Resection of an Extraovarian Noniuteinized Thecoma in a 14-Year-Old Girl

Thecomas are rare benign sex cord-stromal tumors that account for less than 1% of all ovarian tumors. They usually affect postmenopausal women and become symptomatic with abnormal bleeding. In adolescents, less than 10 cases have been reported so far, mainly with symptoms of hormonal disbalance. Extraovarian thecomas represent an even rarer entity, with only two cases described so far, none of them in the pediatric population. We report the case of a 14-year-old girl who presented with sudden-onset abdominal pain, dysuria, and fever, as well as highly elevated serum inflammation parameters.
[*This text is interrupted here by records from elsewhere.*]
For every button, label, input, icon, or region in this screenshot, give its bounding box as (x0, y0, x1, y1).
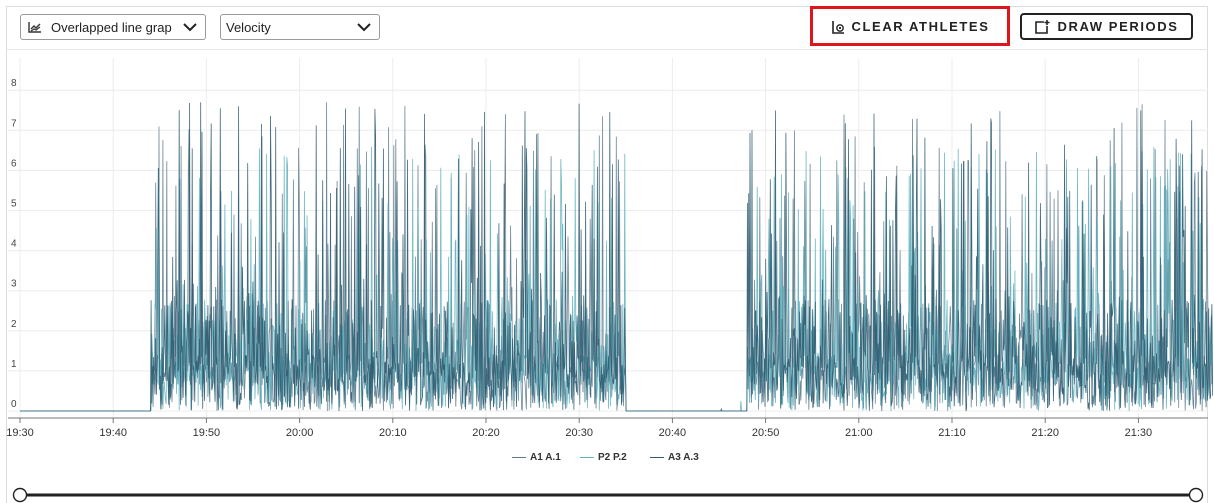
legend-label: A1 A.1 (530, 452, 561, 463)
legend-label: P2 P.2 (598, 452, 627, 463)
chevron-down-icon (357, 23, 371, 32)
legend-item[interactable]: A3 A.3 (650, 452, 699, 463)
legend-label: A3 A.3 (668, 452, 699, 463)
y-tick-label: 5 (11, 199, 17, 210)
x-tick-label: 20:50 (752, 427, 780, 439)
line-graph-icon (28, 22, 41, 33)
metric-value: Velocity (226, 19, 271, 35)
velocity-line-chart[interactable]: 0 1 2 3 4 5 6 7 8 19:30 19:40 19:50 20:00 20:10 20:20… (0, 50, 1214, 450)
chart-series (20, 102, 1213, 412)
y-tick-label: 2 (11, 319, 17, 330)
x-tick-label: 21:30 (1125, 427, 1153, 439)
slider-handle-start[interactable] (12, 487, 28, 503)
y-tick-label: 0 (11, 399, 17, 410)
y-tick-label: 7 (11, 118, 17, 129)
legend-item[interactable]: A1 A.1 (512, 452, 561, 463)
y-tick-label: 8 (11, 78, 17, 89)
toolbar: Overlapped line grap Velocity CLEAR ATHL… (0, 0, 1214, 50)
x-tick-label: 21:10 (938, 427, 966, 439)
y-axis-ticks: 0 1 2 3 4 5 6 7 8 (11, 78, 17, 410)
x-tick-label: 20:10 (379, 427, 407, 439)
y-tick-label: 6 (11, 158, 17, 169)
chart-legend: A1 A.1 P2 P.2 A3 A.3 (0, 452, 1214, 468)
x-tick-label: 21:00 (845, 427, 873, 439)
graph-type-select[interactable]: Overlapped line grap (20, 14, 206, 40)
x-tick-label: 20:00 (286, 427, 314, 439)
draw-periods-label: DRAW PERIODS (1057, 19, 1179, 34)
chevron-down-icon (183, 23, 197, 32)
x-tick-label: 20:30 (565, 427, 593, 439)
x-tick-label: 19:40 (99, 427, 127, 439)
legend-item[interactable]: P2 P.2 (580, 452, 627, 463)
x-tick-label: 19:30 (6, 427, 34, 439)
x-tick-label: 20:20 (472, 427, 500, 439)
draw-periods-button[interactable]: DRAW PERIODS (1020, 13, 1193, 40)
x-axis-ticks: 19:30 19:40 19:50 20:00 20:10 20:20 20:30 20:40… (6, 418, 1152, 439)
x-tick-label: 21:20 (1031, 427, 1059, 439)
y-tick-label: 1 (11, 359, 17, 370)
metric-select[interactable]: Velocity (220, 14, 380, 40)
time-range-slider[interactable] (0, 480, 1214, 503)
legend-swatch (580, 457, 594, 458)
graph-type-value: Overlapped line grap (51, 19, 172, 35)
y-tick-label: 4 (11, 239, 17, 250)
legend-swatch (512, 457, 526, 458)
y-tick-label: 3 (11, 279, 17, 290)
x-tick-label: 20:40 (659, 427, 687, 439)
x-tick-label: 19:50 (193, 427, 221, 439)
draw-periods-icon (1035, 19, 1050, 34)
legend-swatch (650, 457, 664, 458)
slider-handle-end[interactable] (1188, 487, 1204, 503)
highlight-box (810, 6, 1010, 46)
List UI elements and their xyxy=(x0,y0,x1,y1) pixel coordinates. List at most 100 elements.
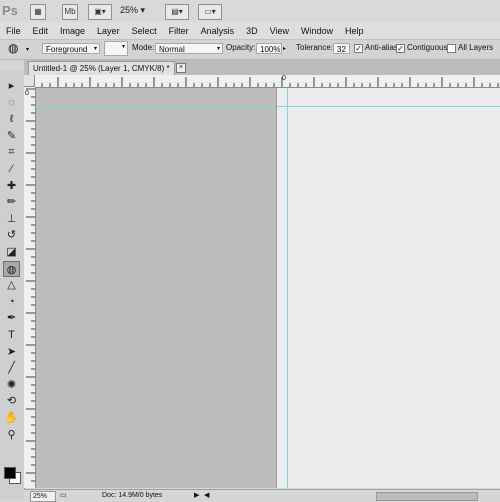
menu-analysis[interactable]: Analysis xyxy=(195,26,241,36)
menu-file[interactable]: File xyxy=(0,26,27,36)
opacity-value: 100% xyxy=(260,45,281,54)
pattern-picker[interactable]: ▾ xyxy=(104,41,128,56)
chevron-down-icon: ▾ xyxy=(121,44,125,50)
launch-bridge-button[interactable]: ▦ xyxy=(30,4,46,20)
menu-select[interactable]: Select xyxy=(126,26,163,36)
vertical-guide[interactable] xyxy=(287,88,288,488)
paint-bucket-tool-icon[interactable]: ◍ xyxy=(3,260,20,277)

Ultrasound and magnetic resonance imaging (MRI) revealed a large, inhomogeneous pelvic mass (16 cm × 9 cm × 13 cm) with indistinct margins, suggestive of an infiltrative malignant teratoma or sarcoma. Laparoscopy confirmed a large mass of unknown origin. In contrast to the infiltrative character seen on preoperative MRI, the tumor could be easily exteriorized and resected after conversion to laparotomy. Ovaries, fallopian tubes, and uterus remained unaffected. Histopathology revealed a benign nonluteinized thecoma. The postoperative course and 19-month follow-up were uneventful.